Most of FOSS is not a free gift, but asks for some form of repay.

MIT asks for credit. GPL asks or credit and GPL'ing of things built atop. Unlicense is a free gift, but it is a minority.

AI reproduces code while removing credit and copyleft from it and this is the problem.

Exactly like someone else here said, in retrospect he probably just wishes he had chosen a more permissive license now that he has forever received the credit and wants to have his cake and eat it too.

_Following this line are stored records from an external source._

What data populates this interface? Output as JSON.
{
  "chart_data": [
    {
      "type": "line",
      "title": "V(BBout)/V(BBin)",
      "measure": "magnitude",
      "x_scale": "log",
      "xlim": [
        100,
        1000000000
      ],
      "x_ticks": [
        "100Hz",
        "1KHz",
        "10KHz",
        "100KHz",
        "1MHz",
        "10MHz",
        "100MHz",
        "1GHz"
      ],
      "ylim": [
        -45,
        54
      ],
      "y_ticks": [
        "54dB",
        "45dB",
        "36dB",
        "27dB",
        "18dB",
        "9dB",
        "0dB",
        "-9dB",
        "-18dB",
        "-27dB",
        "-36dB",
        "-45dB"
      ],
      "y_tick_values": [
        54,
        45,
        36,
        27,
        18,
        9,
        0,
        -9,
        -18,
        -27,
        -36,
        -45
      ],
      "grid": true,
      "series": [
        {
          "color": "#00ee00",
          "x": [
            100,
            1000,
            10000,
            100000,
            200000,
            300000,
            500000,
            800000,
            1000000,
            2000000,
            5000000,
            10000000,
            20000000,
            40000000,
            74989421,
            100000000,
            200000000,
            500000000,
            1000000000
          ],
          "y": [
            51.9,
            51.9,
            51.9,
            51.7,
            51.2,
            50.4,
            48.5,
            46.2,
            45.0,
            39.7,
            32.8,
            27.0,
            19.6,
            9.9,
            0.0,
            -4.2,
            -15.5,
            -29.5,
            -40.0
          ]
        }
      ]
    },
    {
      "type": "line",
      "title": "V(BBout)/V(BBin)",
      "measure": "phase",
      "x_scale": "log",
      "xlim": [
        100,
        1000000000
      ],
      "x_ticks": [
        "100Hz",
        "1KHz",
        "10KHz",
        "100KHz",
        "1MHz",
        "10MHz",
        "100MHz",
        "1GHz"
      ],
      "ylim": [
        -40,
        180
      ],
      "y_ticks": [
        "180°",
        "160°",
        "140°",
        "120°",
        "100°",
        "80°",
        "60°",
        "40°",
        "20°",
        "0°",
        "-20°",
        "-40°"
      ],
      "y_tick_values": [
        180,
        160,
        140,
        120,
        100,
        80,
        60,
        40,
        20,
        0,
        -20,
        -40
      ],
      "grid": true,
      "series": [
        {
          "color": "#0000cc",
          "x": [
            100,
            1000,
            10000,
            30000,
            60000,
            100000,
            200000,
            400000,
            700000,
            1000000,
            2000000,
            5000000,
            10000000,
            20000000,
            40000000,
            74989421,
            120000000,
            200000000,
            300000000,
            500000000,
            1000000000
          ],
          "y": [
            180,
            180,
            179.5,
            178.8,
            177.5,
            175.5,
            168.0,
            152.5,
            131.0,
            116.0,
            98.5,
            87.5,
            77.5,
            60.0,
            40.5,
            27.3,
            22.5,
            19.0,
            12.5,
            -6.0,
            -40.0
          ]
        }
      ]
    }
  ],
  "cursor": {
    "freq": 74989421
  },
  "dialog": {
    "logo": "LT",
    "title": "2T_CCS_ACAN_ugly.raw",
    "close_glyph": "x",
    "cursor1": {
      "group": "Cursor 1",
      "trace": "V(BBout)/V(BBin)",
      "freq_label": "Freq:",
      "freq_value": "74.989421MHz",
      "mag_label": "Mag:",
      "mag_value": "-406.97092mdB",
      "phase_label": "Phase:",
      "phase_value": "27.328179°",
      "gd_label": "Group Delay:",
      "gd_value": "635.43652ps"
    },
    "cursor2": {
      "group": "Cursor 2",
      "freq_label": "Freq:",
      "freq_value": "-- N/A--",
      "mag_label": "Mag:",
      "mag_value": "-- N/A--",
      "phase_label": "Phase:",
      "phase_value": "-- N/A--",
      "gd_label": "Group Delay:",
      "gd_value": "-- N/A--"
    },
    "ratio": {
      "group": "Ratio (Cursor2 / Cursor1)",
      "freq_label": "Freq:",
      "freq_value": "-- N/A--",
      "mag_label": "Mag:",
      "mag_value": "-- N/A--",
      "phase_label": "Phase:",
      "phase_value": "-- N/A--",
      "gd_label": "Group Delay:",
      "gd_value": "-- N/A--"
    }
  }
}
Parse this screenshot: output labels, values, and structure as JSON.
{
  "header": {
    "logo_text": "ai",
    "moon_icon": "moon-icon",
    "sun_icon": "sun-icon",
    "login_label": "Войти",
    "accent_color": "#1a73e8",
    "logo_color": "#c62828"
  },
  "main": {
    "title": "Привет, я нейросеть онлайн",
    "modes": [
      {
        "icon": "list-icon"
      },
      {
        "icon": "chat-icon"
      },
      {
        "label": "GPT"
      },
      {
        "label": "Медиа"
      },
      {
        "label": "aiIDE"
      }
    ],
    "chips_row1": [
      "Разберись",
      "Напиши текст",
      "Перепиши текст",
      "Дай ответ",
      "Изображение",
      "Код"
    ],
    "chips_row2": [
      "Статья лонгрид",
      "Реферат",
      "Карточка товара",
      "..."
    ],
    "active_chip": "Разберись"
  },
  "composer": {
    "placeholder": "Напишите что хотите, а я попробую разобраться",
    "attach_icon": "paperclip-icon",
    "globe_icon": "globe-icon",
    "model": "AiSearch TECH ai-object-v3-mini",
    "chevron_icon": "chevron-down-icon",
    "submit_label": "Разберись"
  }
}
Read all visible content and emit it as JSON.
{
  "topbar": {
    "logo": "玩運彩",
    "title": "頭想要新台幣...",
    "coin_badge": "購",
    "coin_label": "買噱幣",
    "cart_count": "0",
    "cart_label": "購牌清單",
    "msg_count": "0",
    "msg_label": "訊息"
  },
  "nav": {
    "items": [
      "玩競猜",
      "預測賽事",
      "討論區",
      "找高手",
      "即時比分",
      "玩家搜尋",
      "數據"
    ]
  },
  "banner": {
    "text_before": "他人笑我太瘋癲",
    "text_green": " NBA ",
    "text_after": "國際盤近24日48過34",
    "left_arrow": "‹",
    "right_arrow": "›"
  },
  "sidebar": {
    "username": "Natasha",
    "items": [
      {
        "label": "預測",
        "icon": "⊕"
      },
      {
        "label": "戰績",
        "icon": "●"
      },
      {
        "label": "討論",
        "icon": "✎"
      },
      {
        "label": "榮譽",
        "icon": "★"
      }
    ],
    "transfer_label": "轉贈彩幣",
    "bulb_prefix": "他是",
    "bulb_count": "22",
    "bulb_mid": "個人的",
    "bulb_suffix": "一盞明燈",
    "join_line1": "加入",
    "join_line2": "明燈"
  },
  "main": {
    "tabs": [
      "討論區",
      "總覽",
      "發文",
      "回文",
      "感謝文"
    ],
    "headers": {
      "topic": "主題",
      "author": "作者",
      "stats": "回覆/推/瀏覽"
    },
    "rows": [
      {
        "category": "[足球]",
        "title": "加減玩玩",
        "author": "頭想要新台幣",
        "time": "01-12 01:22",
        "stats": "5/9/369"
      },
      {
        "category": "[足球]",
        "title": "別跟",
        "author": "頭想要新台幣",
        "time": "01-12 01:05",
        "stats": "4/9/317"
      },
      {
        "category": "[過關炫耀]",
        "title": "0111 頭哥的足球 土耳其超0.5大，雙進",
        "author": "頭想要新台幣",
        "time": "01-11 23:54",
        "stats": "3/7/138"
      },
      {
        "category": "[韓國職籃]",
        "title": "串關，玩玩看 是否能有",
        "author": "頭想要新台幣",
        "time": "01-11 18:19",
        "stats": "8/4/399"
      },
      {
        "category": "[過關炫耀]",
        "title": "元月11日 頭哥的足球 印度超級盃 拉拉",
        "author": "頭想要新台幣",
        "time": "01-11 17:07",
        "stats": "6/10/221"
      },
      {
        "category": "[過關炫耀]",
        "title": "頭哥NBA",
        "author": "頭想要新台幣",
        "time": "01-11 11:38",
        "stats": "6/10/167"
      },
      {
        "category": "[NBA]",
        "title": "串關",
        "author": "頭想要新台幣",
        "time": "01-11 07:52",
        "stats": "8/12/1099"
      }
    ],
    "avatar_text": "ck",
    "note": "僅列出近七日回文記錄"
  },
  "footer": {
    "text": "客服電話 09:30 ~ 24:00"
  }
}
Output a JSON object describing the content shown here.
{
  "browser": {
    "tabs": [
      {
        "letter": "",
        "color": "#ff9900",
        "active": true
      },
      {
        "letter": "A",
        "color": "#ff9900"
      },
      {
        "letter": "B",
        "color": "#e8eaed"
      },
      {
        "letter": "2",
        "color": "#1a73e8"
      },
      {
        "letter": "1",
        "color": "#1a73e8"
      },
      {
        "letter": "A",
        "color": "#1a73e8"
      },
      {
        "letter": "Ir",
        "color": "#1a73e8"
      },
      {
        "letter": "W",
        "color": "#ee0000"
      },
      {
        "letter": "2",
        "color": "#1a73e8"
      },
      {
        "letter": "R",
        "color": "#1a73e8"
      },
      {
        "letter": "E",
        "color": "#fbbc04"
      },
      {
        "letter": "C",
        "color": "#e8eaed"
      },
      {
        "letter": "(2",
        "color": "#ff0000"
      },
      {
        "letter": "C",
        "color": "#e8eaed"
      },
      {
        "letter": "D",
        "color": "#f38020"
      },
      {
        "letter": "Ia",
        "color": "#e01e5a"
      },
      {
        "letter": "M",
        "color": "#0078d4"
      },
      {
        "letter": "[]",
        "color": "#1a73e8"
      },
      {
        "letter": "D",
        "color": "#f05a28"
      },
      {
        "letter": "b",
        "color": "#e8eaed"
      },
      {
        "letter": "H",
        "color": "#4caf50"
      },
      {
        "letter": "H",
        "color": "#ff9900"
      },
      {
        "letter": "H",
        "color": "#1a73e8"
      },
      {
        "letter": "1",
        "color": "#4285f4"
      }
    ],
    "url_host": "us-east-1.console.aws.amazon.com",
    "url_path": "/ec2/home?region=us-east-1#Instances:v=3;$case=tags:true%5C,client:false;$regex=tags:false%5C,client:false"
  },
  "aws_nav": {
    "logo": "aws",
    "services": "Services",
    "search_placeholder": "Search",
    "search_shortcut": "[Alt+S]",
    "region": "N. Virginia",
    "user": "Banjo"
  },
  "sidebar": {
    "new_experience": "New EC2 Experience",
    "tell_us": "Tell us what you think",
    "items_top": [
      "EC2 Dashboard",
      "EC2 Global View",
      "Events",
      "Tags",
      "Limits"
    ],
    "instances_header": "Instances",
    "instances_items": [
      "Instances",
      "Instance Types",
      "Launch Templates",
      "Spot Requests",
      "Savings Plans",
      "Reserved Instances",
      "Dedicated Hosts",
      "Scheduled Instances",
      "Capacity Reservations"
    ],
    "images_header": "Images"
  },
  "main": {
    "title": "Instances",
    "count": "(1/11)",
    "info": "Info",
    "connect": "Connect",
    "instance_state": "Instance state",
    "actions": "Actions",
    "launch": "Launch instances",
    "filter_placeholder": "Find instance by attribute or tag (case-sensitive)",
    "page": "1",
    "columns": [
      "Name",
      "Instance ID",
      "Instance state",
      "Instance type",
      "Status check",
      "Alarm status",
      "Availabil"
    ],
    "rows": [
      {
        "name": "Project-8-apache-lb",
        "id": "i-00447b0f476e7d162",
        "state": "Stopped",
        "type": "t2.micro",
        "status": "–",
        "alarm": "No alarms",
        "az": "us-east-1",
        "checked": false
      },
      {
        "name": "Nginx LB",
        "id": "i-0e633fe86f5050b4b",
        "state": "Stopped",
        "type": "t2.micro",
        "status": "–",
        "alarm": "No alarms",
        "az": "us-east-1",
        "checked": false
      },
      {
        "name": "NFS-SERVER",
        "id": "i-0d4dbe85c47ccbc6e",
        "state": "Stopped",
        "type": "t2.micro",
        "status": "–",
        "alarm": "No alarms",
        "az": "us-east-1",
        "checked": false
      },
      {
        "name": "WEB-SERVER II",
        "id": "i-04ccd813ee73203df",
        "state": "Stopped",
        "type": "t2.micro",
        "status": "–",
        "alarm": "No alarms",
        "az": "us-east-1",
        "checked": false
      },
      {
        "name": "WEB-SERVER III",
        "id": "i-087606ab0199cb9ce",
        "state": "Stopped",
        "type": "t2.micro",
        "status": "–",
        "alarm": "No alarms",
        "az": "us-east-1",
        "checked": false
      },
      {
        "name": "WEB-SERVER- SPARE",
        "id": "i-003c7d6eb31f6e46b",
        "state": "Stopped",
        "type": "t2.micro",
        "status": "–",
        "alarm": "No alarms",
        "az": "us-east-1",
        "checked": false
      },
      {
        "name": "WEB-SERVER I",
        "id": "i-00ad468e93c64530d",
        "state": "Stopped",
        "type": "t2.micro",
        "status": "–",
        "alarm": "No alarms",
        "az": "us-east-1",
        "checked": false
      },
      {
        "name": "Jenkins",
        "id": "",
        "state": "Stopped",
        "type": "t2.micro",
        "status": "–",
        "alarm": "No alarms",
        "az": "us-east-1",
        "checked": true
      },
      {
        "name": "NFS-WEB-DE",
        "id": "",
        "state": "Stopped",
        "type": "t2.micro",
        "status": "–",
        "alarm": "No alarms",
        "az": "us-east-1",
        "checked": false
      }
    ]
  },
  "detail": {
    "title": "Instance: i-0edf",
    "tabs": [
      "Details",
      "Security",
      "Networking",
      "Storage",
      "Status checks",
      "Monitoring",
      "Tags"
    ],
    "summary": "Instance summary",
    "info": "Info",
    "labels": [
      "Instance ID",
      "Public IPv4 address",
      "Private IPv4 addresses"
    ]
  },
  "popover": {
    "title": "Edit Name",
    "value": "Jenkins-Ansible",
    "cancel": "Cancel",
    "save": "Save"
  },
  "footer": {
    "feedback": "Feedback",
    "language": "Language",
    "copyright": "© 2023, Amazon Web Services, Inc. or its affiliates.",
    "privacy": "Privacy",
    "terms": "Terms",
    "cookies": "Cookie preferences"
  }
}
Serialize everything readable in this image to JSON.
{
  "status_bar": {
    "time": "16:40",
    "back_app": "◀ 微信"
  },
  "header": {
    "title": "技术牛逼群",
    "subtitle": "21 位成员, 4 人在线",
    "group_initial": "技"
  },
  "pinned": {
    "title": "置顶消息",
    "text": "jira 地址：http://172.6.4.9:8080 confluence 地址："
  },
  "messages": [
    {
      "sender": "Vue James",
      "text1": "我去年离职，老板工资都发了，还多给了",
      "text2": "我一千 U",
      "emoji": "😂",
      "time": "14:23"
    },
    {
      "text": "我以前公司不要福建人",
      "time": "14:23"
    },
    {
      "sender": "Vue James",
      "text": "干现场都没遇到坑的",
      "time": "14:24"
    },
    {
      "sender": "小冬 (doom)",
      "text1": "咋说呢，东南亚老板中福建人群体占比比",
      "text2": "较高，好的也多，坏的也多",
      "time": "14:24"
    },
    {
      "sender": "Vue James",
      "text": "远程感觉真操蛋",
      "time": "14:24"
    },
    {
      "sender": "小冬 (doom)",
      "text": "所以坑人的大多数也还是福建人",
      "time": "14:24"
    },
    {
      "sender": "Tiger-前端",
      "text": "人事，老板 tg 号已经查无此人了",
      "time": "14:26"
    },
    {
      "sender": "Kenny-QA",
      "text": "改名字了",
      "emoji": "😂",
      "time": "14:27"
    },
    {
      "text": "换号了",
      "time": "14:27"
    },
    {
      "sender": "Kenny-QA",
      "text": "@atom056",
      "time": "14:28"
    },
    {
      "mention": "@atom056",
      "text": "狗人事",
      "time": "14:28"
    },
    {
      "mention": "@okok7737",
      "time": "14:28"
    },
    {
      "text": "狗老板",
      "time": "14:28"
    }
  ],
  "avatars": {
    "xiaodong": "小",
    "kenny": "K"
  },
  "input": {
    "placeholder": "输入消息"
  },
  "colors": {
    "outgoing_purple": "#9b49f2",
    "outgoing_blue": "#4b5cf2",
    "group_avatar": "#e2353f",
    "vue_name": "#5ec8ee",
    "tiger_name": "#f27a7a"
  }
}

I would want to use the license that does not ask for credit; the only requirement is that any further restrictions are not legally effective (except that, for practical reasons, it is allowed to be relicensed by GPL and AGPL (if you are able to follow all of the requirements of those licenses) in order to combine it with software having such licenses).

> and this is the problem

Why? The software is still there and you can still go choose to use it.

  • Current social consensus is that copyright exists and one can only use software on conditions stated in license. Thus, proprietary and copyleft have same protection.

    Another possible consensus would be that copyright don't exist, and anyone can copy proprietary or copyleft work and improve it. Nobody would be harmed in such situation, original author still have its copy. I would have no problem with such state - but it must be same for everyone, not just FOSS.

  • If I release something as MIT or Apache, all I want is some credit, either for my own self-satisfaction or for resume fuel.

    If a library I wrote was used by BigCo, then I could point to their license file and mention that in a job interview or something. If they have Claude generate something based on my code, they don't put it into their license, I don't get the resume fuel, and my work is unrewarded.

    I have gone back and forth about how I feel about AI training on code, and whether I think it's "theft", but my point is that the original code being available is kind of missing the point.